Des excuses exigées à retardement
Un mois après l’événement, le Mouvement lavallois réclame du maire Gilles Vaillancourt des «excuses publiques et immédiates» pour les «fausses accusations» qu’il a portées contre cette formation politique et ses candidats, lors de la séance du conseil municipal du 6 décembre.
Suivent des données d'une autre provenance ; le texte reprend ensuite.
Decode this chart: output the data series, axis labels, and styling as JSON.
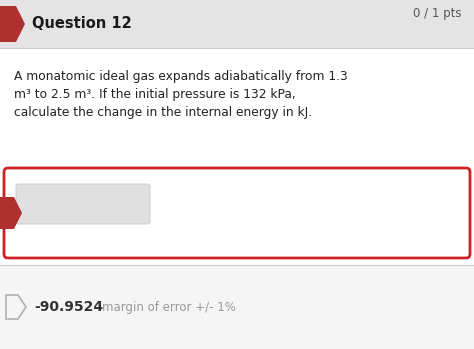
{
  "bg_color": "#efefef",
  "header_bg": "#e4e4e4",
  "header_text": "Question 12",
  "header_pts": "0 / 1 pts",
  "header_font_size": 10.5,
  "pts_font_size": 8.5,
  "arrow_color": "#b03030",
  "body_bg": "#ffffff",
  "question_text_line1": "A monatomic ideal gas expands adiabatically from 1.3",
  "question_text_line2": "m³ to 2.5 m³. If the initial pressure is 132 kPa,",
  "question_text_line3": "calculate the change in the internal energy in kJ.",
  "question_font_size": 8.8,
  "answer_box_border": "#cc2222",
  "answer_box_bg": "#ffffff",
  "input_box_bg": "#e0e0e0",
  "answer_value": "-90.9524",
  "answer_value_color": "#333333",
  "margin_text": "margin of error +/- 1%",
  "margin_text_color": "#999999",
  "answer_font_size": 8.5,
  "divider_color": "#cccccc",
  "bottom_bg": "#f5f5f5"
}
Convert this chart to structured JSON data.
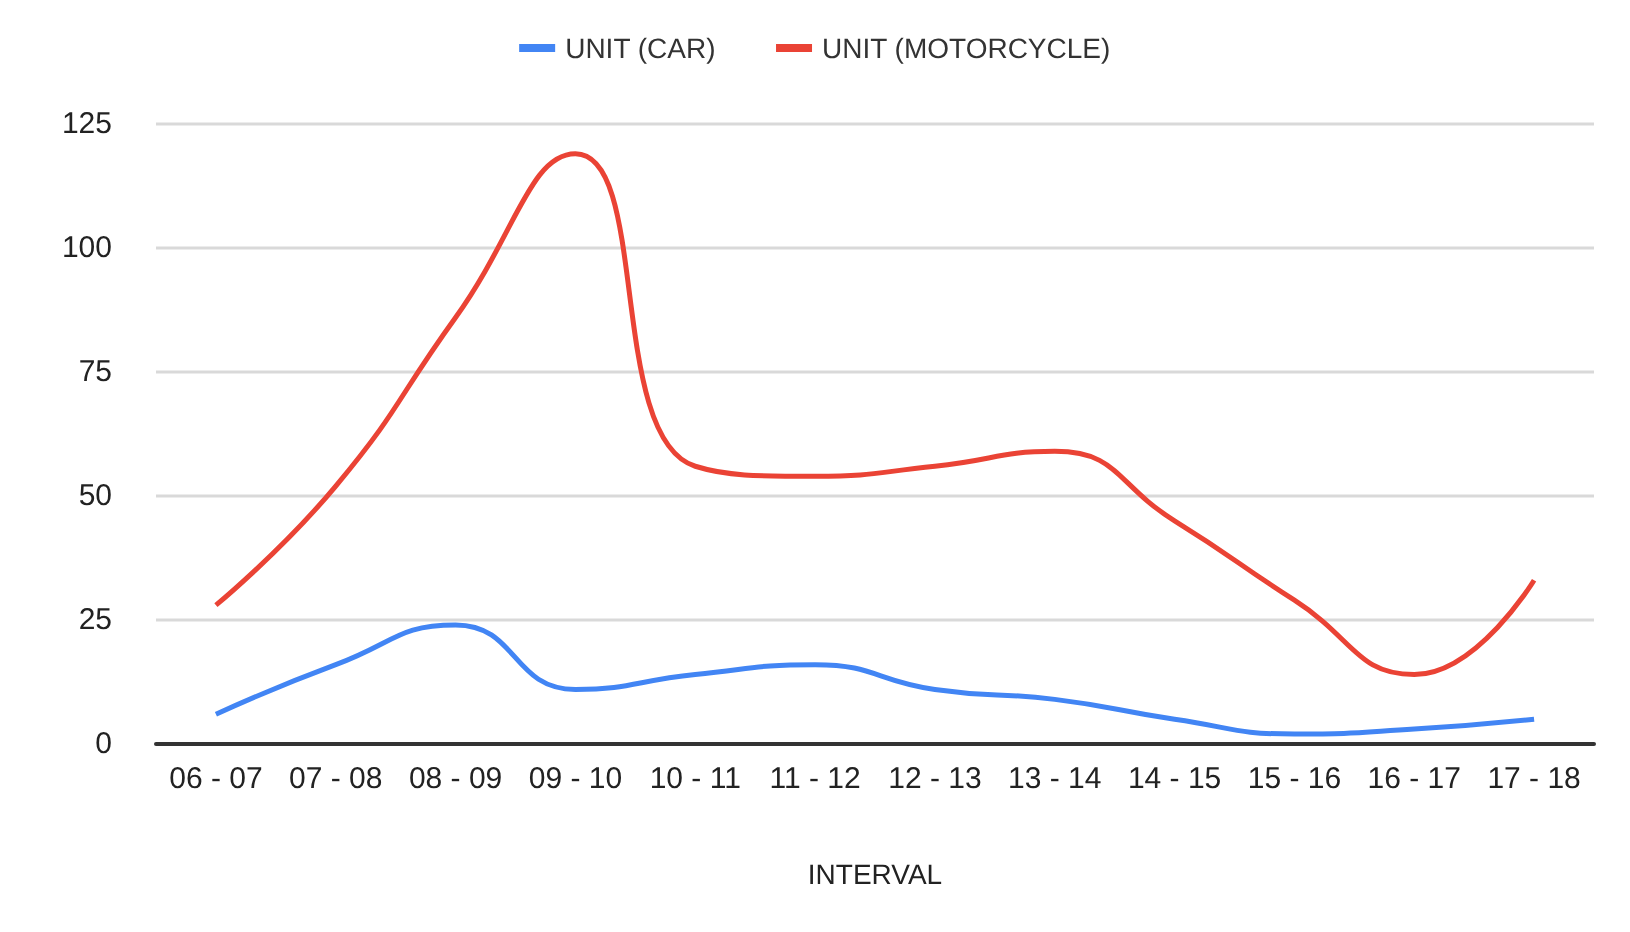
{
  "chart_data": {
    "type": "line",
    "xlabel": "INTERVAL",
    "categories": [
      "06 - 07",
      "07 - 08",
      "08 - 09",
      "09 - 10",
      "10 - 11",
      "11 - 12",
      "12 - 13",
      "13 - 14",
      "14 - 15",
      "15 - 16",
      "16 - 17",
      "17 - 18"
    ],
    "series": [
      {
        "name": "UNIT (CAR)",
        "color": "#4285f4",
        "values": [
          6,
          16,
          24,
          11,
          14,
          16,
          11,
          9,
          5,
          2,
          3,
          5
        ]
      },
      {
        "name": "UNIT (MOTORCYCLE)",
        "color": "#ea4335",
        "values": [
          28,
          52,
          86,
          119,
          56,
          54,
          56,
          59,
          45,
          29,
          14,
          33
        ]
      }
    ],
    "ylim": [
      0,
      125
    ],
    "yticks": [
      0,
      25,
      50,
      75,
      100,
      125
    ],
    "grid": "y",
    "legend": "top",
    "marker": "none"
  }
}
Dans un communiqué publié le 6 janvier, le président David De Cotis et son candidat défait dans Sainte-Rose, Jean-François Paquet, reviennent sur cette sortie à l’emporte-pièce du maire Vaillancourt, que le
Courrier Laval avait remise en contexte dans un article mis en ligne quatre jours plus tard
www.courrierlaval.com .
«M. Vaillancourt a affirmé que nous avions menti en soutenant que 300 000 arbres auraient été abattus lors de la coupe illégale du Bois de St-François, ce que le Mouvement lavallois n’a jamais affirmé», déclare tardivement M. Paquet, qui avait été pris à partie par le maire lors de la période de questions.
«Maire indigne»
«M. Vaillancourt a agi avec dénigrement et condescendance. Il est indigne
d’un maire d’une ville comme Laval d’agir et de parler ainsi avec un citoyen. Le maire dégage ainsi un total manque de respect au processus démocratique qu’est la période de questions» soutenait pour sa part M. De Cotis.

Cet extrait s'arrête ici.